Otras promesas, como la formulada para la planta atómica de Atucha II, que debía inaugurarse en el año 2011, no se conoce aún una fecha precisa en la que tal acontecimiento ocurrirá. Recién se han realizado las adjudicaciones de las obras de los diques Condor Clift y Las Barrancosas en la Provincia de Santa Cruz, con la esperanza que las obras comiencen a la brevedad. No hay noticias ciertas de Chihuídos en Neuquen, Garabí sobre el Rio Uruguay en coproducción con Brasil o los diques de Las Pavas, Cambari y Arrazayal, sobre el Rio Bermejo del lado boliviano que se harían con Argentina, a cargo de su financiación total y sobre los cuales el BID ya tenía un preacuerdo para su construcción. En este caso habría generación eléctrica y agua para riego que beneficiaría a unas 400 mil hectáreas del Chaco Salteño, Santiagueño, Chaqueño y Formoseño, permitiéndole al norte del país arrancar decididamente hacia la superación de su situación de atraso y rezago económico y social a que vive sometido, desde la época que el país se constituyó como tal.

Todos estos atrasos e indefiniciones hacen pensar que el desarrollo viene lerdo en Argentina . . .

Mientras tanto nos debatimos entre carencias reales y otras generadas desde el propio gobierno, para disponer de divisas que permitan importar remedios de primera necesidad hasta viajes de turismo que atraen a los argentinos hacia otras latitudes. El cepo cambiario inaugurado hace un par de años, preñado de arbitrariedades y manejado al antojo del poder ejecutivo nacional aporta una cuota importante de incertidumbre al quehacer económico argentino; la falta de envergadura de funcionarios encargados de solucionar problemas originados con las deudas del Club de Paris, las del Ciadi y otras, han hecho que Argentina prácticamente haya dejado de ser sujeto de créditos en entes internacionales o binacionales. Esto ocurre con el Banco Mundial, al que se le está pagando más de lo que se requiere de nuevos créditos, o el BID, en el que las representaciones de algunos países votan en contra de la asignación de préstamos a nuestro país.

Mientras países como Bolivia, Uruguay, Paraguay y otros que no tienen ni por cerca la actividad económica de Argentina, consiguen créditos a tasas que no llegan al cinco por ciento anual, el nuestro, debido a sus incumplimientos y bravatas desde el atril, no consigue dinero a menos de un diez por ciento anual, en un mundo con una liquidez extraordinaria que lleva miras de prolongarse habida cuenta de las declaraciones por estos días, del Secretario del Tesoro Norteamericano, de extender la política de fuerte liquidez en los mercados con el fin de afianzar lo que parece recuperación de la crisis económica mundial, que estallara con la quiebra del Banco Lehman Brothers en ese país, ocurrida en Setiembre del 2008 y que por lo tanto ha cumplido cinco años de antigüedad.

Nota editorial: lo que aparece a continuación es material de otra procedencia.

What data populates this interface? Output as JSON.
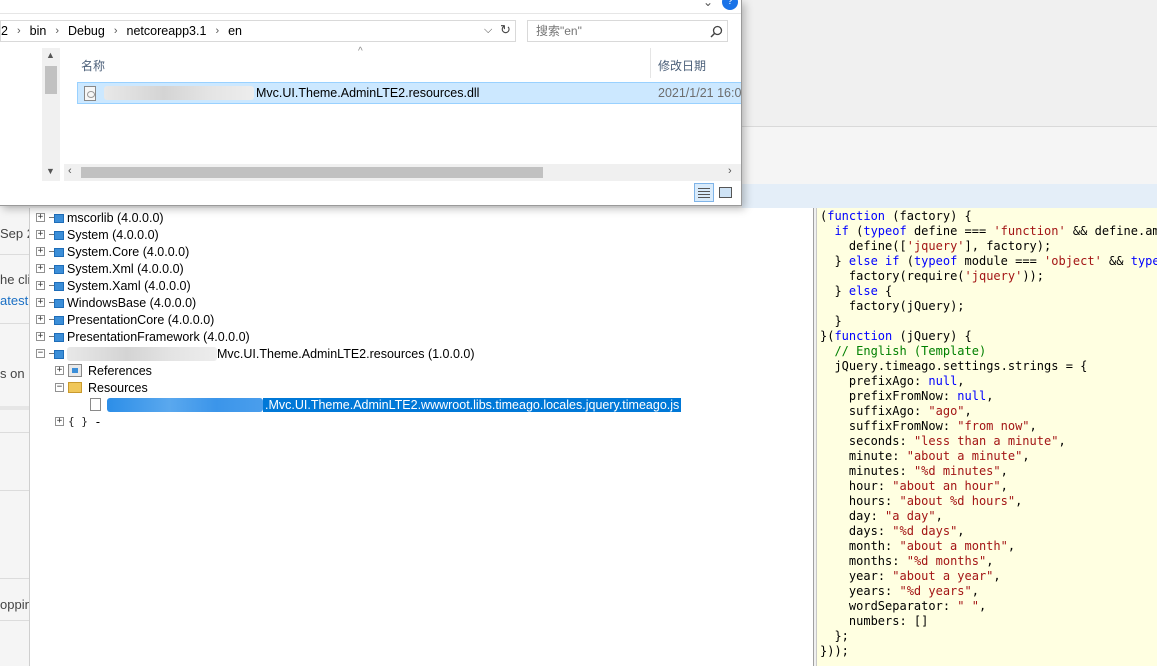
{
  "explorer": {
    "breadcrumbs": [
      "2",
      "bin",
      "Debug",
      "netcoreapp3.1",
      "en"
    ],
    "search_placeholder": "搜索\"en\"",
    "columns": {
      "name": "名称",
      "date_modified": "修改日期"
    },
    "file": {
      "name": "Mvc.UI.Theme.AdminLTE2.resources.dll",
      "date": "2021/1/21 16:0"
    }
  },
  "left_strip": {
    "fragments": [
      "Sep 2",
      "he cli",
      "atest",
      "s on",
      "oppin"
    ]
  },
  "tree": {
    "references": [
      "mscorlib (4.0.0.0)",
      "System (4.0.0.0)",
      "System.Core (4.0.0.0)",
      "System.Xml (4.0.0.0)",
      "System.Xaml (4.0.0.0)",
      "WindowsBase (4.0.0.0)",
      "PresentationCore (4.0.0.0)",
      "PresentationFramework (4.0.0.0)"
    ],
    "assembly_name": "Mvc.UI.Theme.AdminLTE2.resources (1.0.0.0)",
    "references_label": "References",
    "resources_label": "Resources",
    "resource_file": ".Mvc.UI.Theme.AdminLTE2.wwwroot.libs.timeago.locales.jquery.timeago.js",
    "namespace_label": "-",
    "namespace_icon": "{ }"
  },
  "code": {
    "lines": [
      "(function (factory) {",
      "  if (typeof define === 'function' && define.amd",
      "    define(['jquery'], factory);",
      "  } else if (typeof module === 'object' && typeof",
      "    factory(require('jquery'));",
      "  } else {",
      "    factory(jQuery);",
      "  }",
      "}(function (jQuery) {",
      "  // English (Template)",
      "  jQuery.timeago.settings.strings = {",
      "    prefixAgo: null,",
      "    prefixFromNow: null,",
      "    suffixAgo: \"ago\",",
      "    suffixFromNow: \"from now\",",
      "    seconds: \"less than a minute\",",
      "    minute: \"about a minute\",",
      "    minutes: \"%d minutes\",",
      "    hour: \"about an hour\",",
      "    hours: \"about %d hours\",",
      "    day: \"a day\",",
      "    days: \"%d days\",",
      "    month: \"about a month\",",
      "    months: \"%d months\",",
      "    year: \"about a year\",",
      "    years: \"%d years\",",
      "    wordSeparator: \" \",",
      "    numbers: []",
      "  };",
      "}));"
    ]
  },
  "colors": {
    "selection": "#0078d7",
    "explorer_selection": "#cce8ff",
    "code_background": "#ffffe1",
    "keyword": "#0000ff",
    "string": "#a31515",
    "comment": "#008000"
  }
}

También se habló de negociar con China la concesión de un crédito a quince años de plazo con tres años de gracia y doce para el efectivo pago por una suma de 15 mil millones de dólares destinados a pagarle de contado al Club de Paris, algunas decisiones del Ciadi que están firmes y otros tendientes a desbrozar el camino de malezas para posibilitar el retorno de Argentina a los mercados internacionales en las buenas intenciones de resolver algunas situaciones injustas en función del potencial del país y teniendo presente siempre que desde la más humilde de las economías familiares hasta la más importante macroeconomía necesitan de los créditos para una gestión de mayor fundamento, pero bajo ningún concepto repetir las experiencias neoliberales de los períodos 1977/83 y la década de los noventa, en las que el excesivo uso del crédito para financiar gastos corrientes o el déficit de la balanza comercial atosigada de importaciones inútiles, ocasionaron un daño considerable a la estructura económica conduciéndola hacia la explosión de adentro hacia afuera y casi su desaparición como país libre en el globo terráqueo.

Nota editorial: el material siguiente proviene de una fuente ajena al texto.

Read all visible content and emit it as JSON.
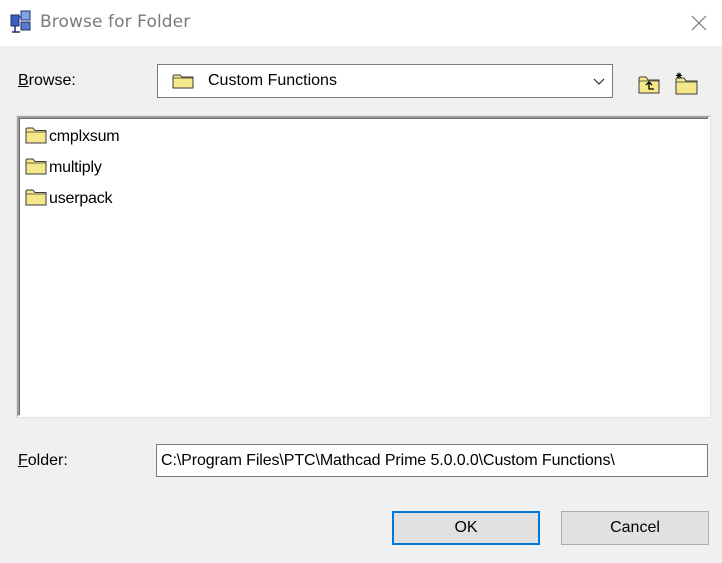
{
  "window": {
    "title": "Browse for Folder"
  },
  "browse": {
    "label_accel": "B",
    "label_rest": "rowse:",
    "current_folder": "Custom Functions"
  },
  "folders": [
    {
      "name": "cmplxsum"
    },
    {
      "name": "multiply"
    },
    {
      "name": "userpack"
    }
  ],
  "folder_field": {
    "label_accel": "F",
    "label_rest": "older:",
    "value": "C:\\Program Files\\PTC\\Mathcad Prime 5.0.0.0\\Custom Functions\\"
  },
  "buttons": {
    "ok": "OK",
    "cancel": "Cancel"
  },
  "colors": {
    "folder_yellow": "#f5e88a",
    "accent_blue": "#0078d7"
  }
}
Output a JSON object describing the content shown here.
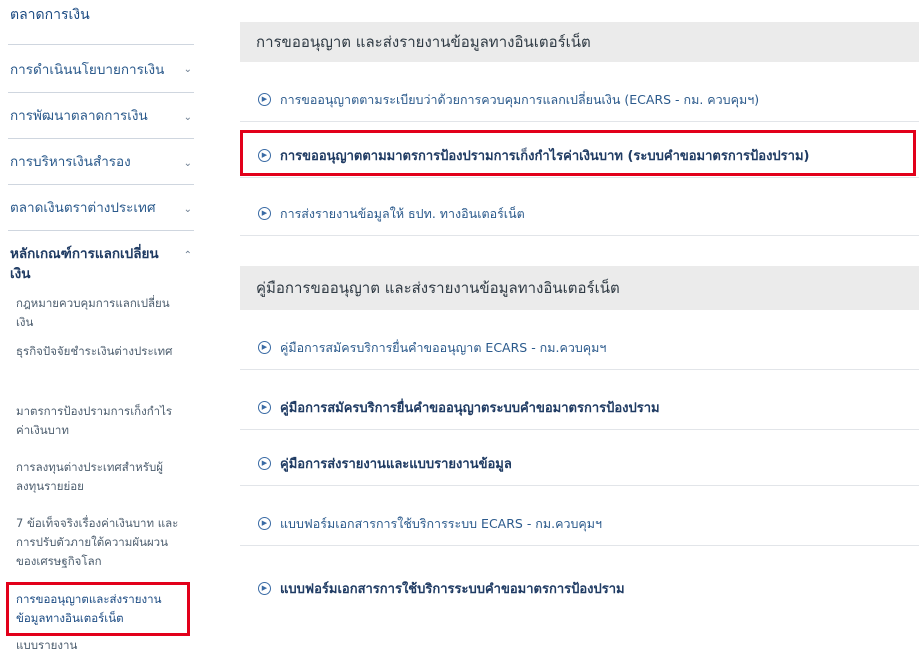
{
  "sidebar": {
    "title": "ตลาดการเงิน",
    "items": [
      {
        "label": "การดำเนินนโยบายการเงิน",
        "chevron": "⌄"
      },
      {
        "label": "การพัฒนาตลาดการเงิน",
        "chevron": "⌄"
      },
      {
        "label": "การบริหารเงินสำรอง",
        "chevron": "⌄"
      },
      {
        "label": "ตลาดเงินตราต่างประเทศ",
        "chevron": "⌄"
      },
      {
        "label": "หลักเกณฑ์การแลกเปลี่ยนเงิน",
        "chevron": "⌃"
      }
    ],
    "subitems": [
      "กฎหมายควบคุมการแลกเปลี่ยนเงิน",
      "ธุรกิจปัจจัยชำระเงินต่างประเทศ",
      "มาตรการป้องปรามการเก็งกำไรค่าเงินบาท",
      "การลงทุนต่างประเทศสำหรับผู้ลงทุนรายย่อย",
      "7 ข้อเท็จจริงเรื่องค่าเงินบาท และการปรับตัวภายใต้ความผันผวนของเศรษฐกิจโลก",
      "การขออนุญาตและส่งรายงานข้อมูลทางอินเตอร์เน็ต",
      "แบบรายงาน"
    ]
  },
  "sections": [
    {
      "header": "การขออนุญาต และส่งรายงานข้อมูลทางอินเตอร์เน็ต",
      "links": [
        "การขออนุญาตตามระเบียบว่าด้วยการควบคุมการแลกเปลี่ยนเงิน (ECARS - กม. ควบคุมฯ)",
        "การขออนุญาตตามมาตรการป้องปรามการเก็งกำไรค่าเงินบาท (ระบบคำขอมาตรการป้องปราม)",
        "การส่งรายงานข้อมูลให้ ธปท. ทางอินเตอร์เน็ต"
      ]
    },
    {
      "header": "คู่มือการขออนุญาต และส่งรายงานข้อมูลทางอินเตอร์เน็ต",
      "links": [
        "คู่มือการสมัครบริการยื่นคำขออนุญาต ECARS - กม.ควบคุมฯ",
        "คู่มือการสมัครบริการยื่นคำขออนุญาตระบบคำขอมาตรการป้องปราม",
        "คู่มือการส่งรายงานและแบบรายงานข้อมูล",
        "แบบฟอร์มเอกสารการใช้บริการระบบ ECARS - กม.ควบคุมฯ",
        "แบบฟอร์มเอกสารการใช้บริการระบบคำขอมาตรการป้องปราม"
      ]
    }
  ],
  "colors": {
    "highlight": "#e2001a",
    "link": "#2b5a8c",
    "header_bg": "#ebebeb"
  }
}
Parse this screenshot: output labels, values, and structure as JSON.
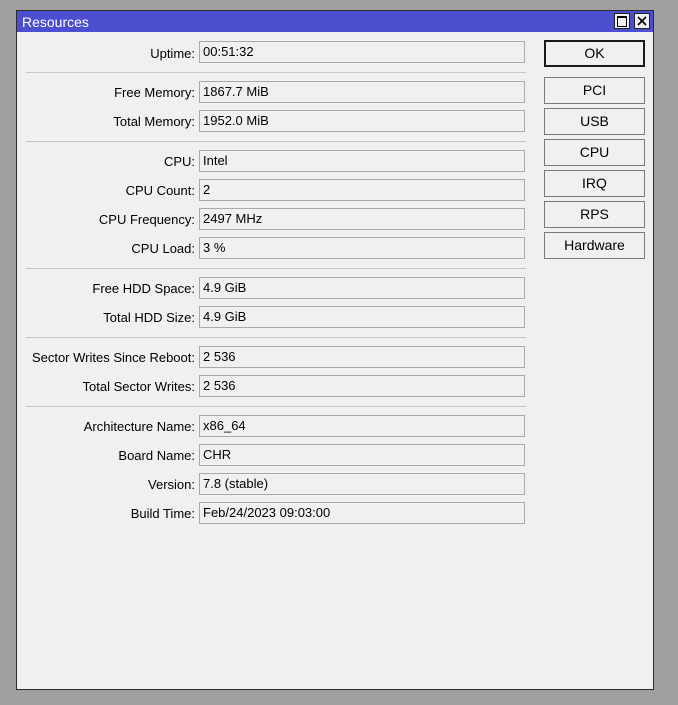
{
  "window": {
    "title": "Resources"
  },
  "fields": {
    "uptime": {
      "label": "Uptime:",
      "value": "00:51:32"
    },
    "free_memory": {
      "label": "Free Memory:",
      "value": "1867.7 MiB"
    },
    "total_memory": {
      "label": "Total Memory:",
      "value": "1952.0 MiB"
    },
    "cpu": {
      "label": "CPU:",
      "value": "Intel"
    },
    "cpu_count": {
      "label": "CPU Count:",
      "value": "2"
    },
    "cpu_frequency": {
      "label": "CPU Frequency:",
      "value": "2497 MHz"
    },
    "cpu_load": {
      "label": "CPU Load:",
      "value": "3 %"
    },
    "free_hdd": {
      "label": "Free HDD Space:",
      "value": "4.9 GiB"
    },
    "total_hdd": {
      "label": "Total HDD Size:",
      "value": "4.9 GiB"
    },
    "sector_writes": {
      "label": "Sector Writes Since Reboot:",
      "value": "2 536"
    },
    "total_sector_writes": {
      "label": "Total Sector Writes:",
      "value": "2 536"
    },
    "architecture": {
      "label": "Architecture Name:",
      "value": "x86_64"
    },
    "board_name": {
      "label": "Board Name:",
      "value": "CHR"
    },
    "version": {
      "label": "Version:",
      "value": "7.8 (stable)"
    },
    "build_time": {
      "label": "Build Time:",
      "value": "Feb/24/2023 09:03:00"
    }
  },
  "buttons": {
    "ok": "OK",
    "pci": "PCI",
    "usb": "USB",
    "cpu": "CPU",
    "irq": "IRQ",
    "rps": "RPS",
    "hardware": "Hardware"
  }
}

Esta mención viene a cuento de una reciente información periodística que da cuenta que se estaría negociando un crédito con China de unos 10 mil millones de dólares. Y para ambos casos viene una pregunta: por qué China? . . . a) Porque China es el país con mayores reservas monetarias de todo el mundo, por lo que 10 o 15 mil millones de dólares no significarían sacrificio alguno para el mismo en tanto y en cuanto que pueden llegar nada más que a un 0,4 % de las reservas contabilizadas por el país asiático; b) porque China es uno de los pocos países que, de proponérselo, podría soslayar la intervención del FMI con sus  condicionalidades en la concesión del crédito; c) porque China está concediendo créditos a Argentina en el rubro transportes – ferrocarriles - para la provisión de vagones, locomotoras y otros, además de la reparación de vías, 1.700 kms, en el Belgrano cargas que desde el año 2008 se han firmado tres protocolos al respecto sin que Argentina haya podido desmenuzar la maraña de acciones jurídicas que tienen que ver con la concesión de ese ferrocarril, y comenzar las obras de este importante emprendimiento que comprende a unas trece provincias argentinas, sobre todo las del norte que tanto necesitan de estos servicios en el sentido longitudinal como en el transversal.

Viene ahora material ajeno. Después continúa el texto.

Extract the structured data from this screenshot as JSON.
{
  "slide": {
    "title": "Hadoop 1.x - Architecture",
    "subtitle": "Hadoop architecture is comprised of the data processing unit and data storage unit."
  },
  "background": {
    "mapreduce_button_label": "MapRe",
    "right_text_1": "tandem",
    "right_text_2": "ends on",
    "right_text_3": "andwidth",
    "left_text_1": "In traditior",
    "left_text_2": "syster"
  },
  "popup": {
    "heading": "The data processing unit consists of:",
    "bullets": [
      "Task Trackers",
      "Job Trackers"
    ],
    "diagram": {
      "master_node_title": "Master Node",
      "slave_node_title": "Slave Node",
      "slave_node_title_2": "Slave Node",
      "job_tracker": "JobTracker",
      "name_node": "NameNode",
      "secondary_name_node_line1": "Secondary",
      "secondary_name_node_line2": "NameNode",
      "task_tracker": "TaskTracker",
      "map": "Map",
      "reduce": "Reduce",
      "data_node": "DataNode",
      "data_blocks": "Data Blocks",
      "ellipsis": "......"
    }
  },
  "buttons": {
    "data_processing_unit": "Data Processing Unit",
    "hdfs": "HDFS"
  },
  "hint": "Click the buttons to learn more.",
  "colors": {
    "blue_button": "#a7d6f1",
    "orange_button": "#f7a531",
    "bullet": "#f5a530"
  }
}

Conformación de la estructura de la deuda: Con motivo de la presentación del proyecto de presupuesto para el año 2014, se ha dado a conocer la estructura de la deuda pública argentina al día 30 de Junio del año 2013. El monto total de la misma, los porcentajes con relación al PBI, la deuda en divisas y en pesos, los distintos acreedores, los tiempos de los vencimientos, etc., que parece conveniente reflejar en el presente trabajo, lo que se hará a continuación, dejando constancia que, por redondeos se suscitan pequeñas diferencias:

Monto total de la deuda al 30/6/013: US$ 196.143 millones

Porcentaje sobre PBI 196.143 = 44,3 %

Composición de la deuda (en monedas)

En pesos – su equivalencia en dólares:                      80.420 41%

En divisas – dólares:                                                94.150 48%

En divisas – Euros:                                                   19.600 10%

En divisas – otras monedas:                                        1.961   1%

Totales                                                                  196.131  100%

 

Estructura de la deuda – según acreedores – (en millones de dólares y % integración)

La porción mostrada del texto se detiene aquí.